In questi giorni si sente parlare dell'acqua alta a Venezia, dei danni che provoca, del Mose e di chi è la colpa. Non so di chi sia, ma mi sono ricordata di una mia poesia scritta anni or sono e mai pubblicata. Amo Venezia, e la porto nel cuore. Venezia non muore, anche se qualcuno teme che accada, pur mantenendo viva la speranza. Vero Rudy?

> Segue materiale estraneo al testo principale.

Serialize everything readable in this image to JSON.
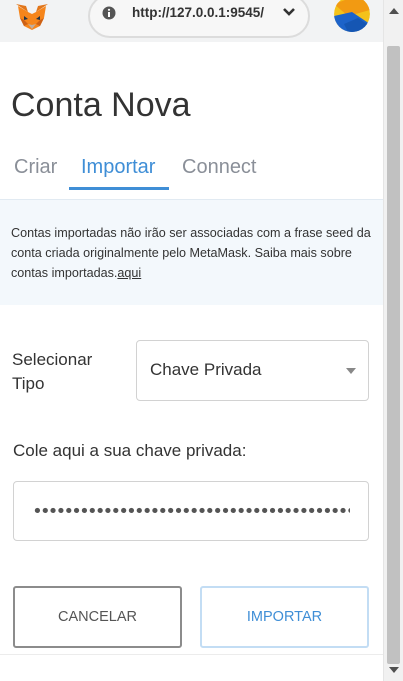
{
  "header": {
    "network_url": "http://127.0.0.1:9545/",
    "fox_icon": "metamask-fox-icon",
    "info_icon": "info-circle-icon",
    "chevron_icon": "chevron-down-icon",
    "avatar_icon": "account-avatar-icon"
  },
  "page": {
    "title": "Conta Nova"
  },
  "tabs": [
    {
      "label": "Criar",
      "active": false
    },
    {
      "label": "Importar",
      "active": true
    },
    {
      "label": "Connect",
      "active": false
    }
  ],
  "notice": {
    "text": "Contas importadas não irão ser associadas com a frase seed da conta criada originalmente pelo MetaMask. Saiba mais sobre contas importadas.",
    "link": "aqui"
  },
  "form": {
    "type_label": "Selecionar Tipo",
    "type_value": "Chave Privada",
    "key_label": "Cole aqui a sua chave privada:",
    "key_value": "••••••••••••••••••••••••••••••••••••••••••••••••••••••••••••••••"
  },
  "buttons": {
    "cancel": "CANCELAR",
    "import": "IMPORTAR"
  },
  "colors": {
    "accent": "#3f8ed6",
    "notice_bg": "#f3f8fc",
    "tab_inactive": "#8a8f98"
  }
}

Rodolfo Vettorello è un grande scrittore, impareggiabile, ed ha scritto in questi giorni una splendida lirica titolata appunto VENEZIA MUORE che ho pubblicato qui, recentemente. La mia invece parla da sé, dove ho lasciato il mio fragile cuore.
ACQUA ALTA A VENEZIA
Tra
le calli di Venezia, invase dall’alta marea
urto
la folla che non vedo – trasparente indifferente.
Indossando
stivali di nuvola adamantina
trasmigro
da un marciapiede inesistente
evitando
una pozzanghera e una gondola made in China.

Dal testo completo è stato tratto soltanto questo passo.